5 Biggest Factors Affecting Your Credit and How to Take Advantage of Them

When it comes to having stellar credit, we all want it. After all, the higher our credit score, the lower the interest rate we get on our mortgages and auto loans, saving us boatloads of money in the process. But many people are left wondering what are the biggest factors affecting your credit?

In other words, what can you do to boost your credit score with the least amount of work possible? Let’s face it, we are all busy people and the last thing we need is for a drawn out list of to-do’s staring us in the face.

The good news is that the biggest factors affecting your credit are simple things you can do. When you follow these steps, you will see your credit score rise on a regular basis. And that will lead to better loan terms and maybe even lower insurance premiums too!

5 Biggest Factors Affecting Your Credit

#1. Pay Your Bills On Time

If you look at what has the biggest impact on your credit score, hands down it is paying your bills on time. Whatever you do, you have to make sure your payments are made by the due date.

How can you ensure this is the case? Thanks to technology you can have it done for you. You can have your credit card company or your utility company withdraw the money from your linked bank account on the bills due date.

Or you could set up automatic bill payment with your bank. Here you give your bank the details and they will make the payment for you.

Even if money is tight, you can still use this plan, especially for credit cards. Just don’t set up the automatic payment to cover the entire balance due. Just pay the minimum and then when you see how much more you can pay, manually send in payment for that amount.

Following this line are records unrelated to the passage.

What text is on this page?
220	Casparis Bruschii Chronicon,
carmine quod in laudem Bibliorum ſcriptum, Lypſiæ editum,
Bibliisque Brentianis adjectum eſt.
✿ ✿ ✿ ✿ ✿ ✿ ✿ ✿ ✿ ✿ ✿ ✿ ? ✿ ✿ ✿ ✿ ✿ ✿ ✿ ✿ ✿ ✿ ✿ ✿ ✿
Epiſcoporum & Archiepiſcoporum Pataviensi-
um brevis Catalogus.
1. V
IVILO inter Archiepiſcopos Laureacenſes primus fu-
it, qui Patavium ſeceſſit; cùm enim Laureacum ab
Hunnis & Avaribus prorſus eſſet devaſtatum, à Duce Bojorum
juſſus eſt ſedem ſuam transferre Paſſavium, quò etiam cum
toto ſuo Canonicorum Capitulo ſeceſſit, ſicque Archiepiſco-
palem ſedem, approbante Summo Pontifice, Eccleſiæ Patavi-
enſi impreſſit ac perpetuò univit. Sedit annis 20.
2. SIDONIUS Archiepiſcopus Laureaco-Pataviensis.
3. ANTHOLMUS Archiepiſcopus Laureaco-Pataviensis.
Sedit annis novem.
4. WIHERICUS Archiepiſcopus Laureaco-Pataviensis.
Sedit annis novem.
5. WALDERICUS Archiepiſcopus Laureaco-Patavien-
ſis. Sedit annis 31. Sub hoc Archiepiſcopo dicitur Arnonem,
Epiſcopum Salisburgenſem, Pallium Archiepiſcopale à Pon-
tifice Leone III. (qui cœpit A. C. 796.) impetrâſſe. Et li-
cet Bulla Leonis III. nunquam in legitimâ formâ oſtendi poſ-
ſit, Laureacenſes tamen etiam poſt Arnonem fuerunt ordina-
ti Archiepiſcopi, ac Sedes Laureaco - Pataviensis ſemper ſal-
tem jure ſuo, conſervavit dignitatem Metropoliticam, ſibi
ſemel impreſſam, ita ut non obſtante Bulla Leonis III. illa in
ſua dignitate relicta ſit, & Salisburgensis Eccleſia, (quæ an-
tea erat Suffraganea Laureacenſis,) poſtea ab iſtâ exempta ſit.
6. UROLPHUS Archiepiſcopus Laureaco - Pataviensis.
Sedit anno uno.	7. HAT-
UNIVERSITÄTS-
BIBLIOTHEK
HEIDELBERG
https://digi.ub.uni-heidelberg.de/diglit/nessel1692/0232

The bottom line is there is no excuse for not making payments on time.

#2. Keep Balances Low

Another of the major factors affecting your credit is your outstanding balances. More specifically, your debt to credit utilization. This is a fancy way of looking at how much of your available credit is tied up.

The higher the number, the lower your score. For example, let’s say you can charge $5,000 on your credit card and you are carrying $2,500 in debt. Your debt to credit ratio is 50% which is too high. This is having a negative impact on your credit score.

Ideally, you want to have this ratio under 20%. Also note that this covers all your credit together, not just one credit card. So if you have 2 credit cards each with $5,000 of available credit and have $2,500 in debt, then you are looking better.

In this case, your ratio is only 25% ($2,500 balance on $10,000 available credit). Also note that mortgages are treated a little different.

The credit agencies know that it will be a long time until you get your ratio here under 20% so don’t be too concerned with this debt. Be more aware of your ratio when it comes to your credit cards and other loans.

#3. Mix Up Credit Sources

Speaking of other loans, another of the major factors affecting your credit is the types of accounts you have. The more diverse your credit profile, the better. This means if you have some credit cards, an auto loan, student loans, and a mortgage, credit issuers have a lot to work with and as a result, you can have a higher score.

Of course there are two issues at play here. First, you have to be smart about your credit. If you are drowning in debt, then you aren’t going to have a high credit score. Second, you shouldn’t just open up various credit accounts to improve your score.

Simply live your life and when you are buying a new car, then you will be taking out an auto loan. And when you decide you are ready to own a home, then take out a mortgage.

Finally, don’t think you need to have all of these types of credit either. The point is to have a variety of credit products on your profile and not just credit cards.

#4. Be Patient

Lastly, when improving your credit, you have to be patient. If your credit score is 500 today it isn’t going to jump to 800 by the weekend. Raising your score it going to take time.

What you need to focus on is following these tips each and every month. Luckily for you, as long as you are paying your bills on time and not going crazy with living beyond your means, you should be lowering your credit ratio in the process.

All that is left for you to do is live your life and take on new credit accounts when it makes sense for you. If you do this, in time you will see your credit score rise.

Final Thoughts

There are the biggest factors affecting your credit and what you can do to raise your score. Remember, raising your score overnight is not possible. But if you can follow these tips, you can improve your score little by little every single month.

Over the course of a year, it wouldn’t be unheard of for you to see a dramatic improvement in your score.

Whatever you do, don’t fall for the late night ads telling you that you can double your credit score overnight. These are scams. Your best option to improve your score is to follow these factors affecting your credit.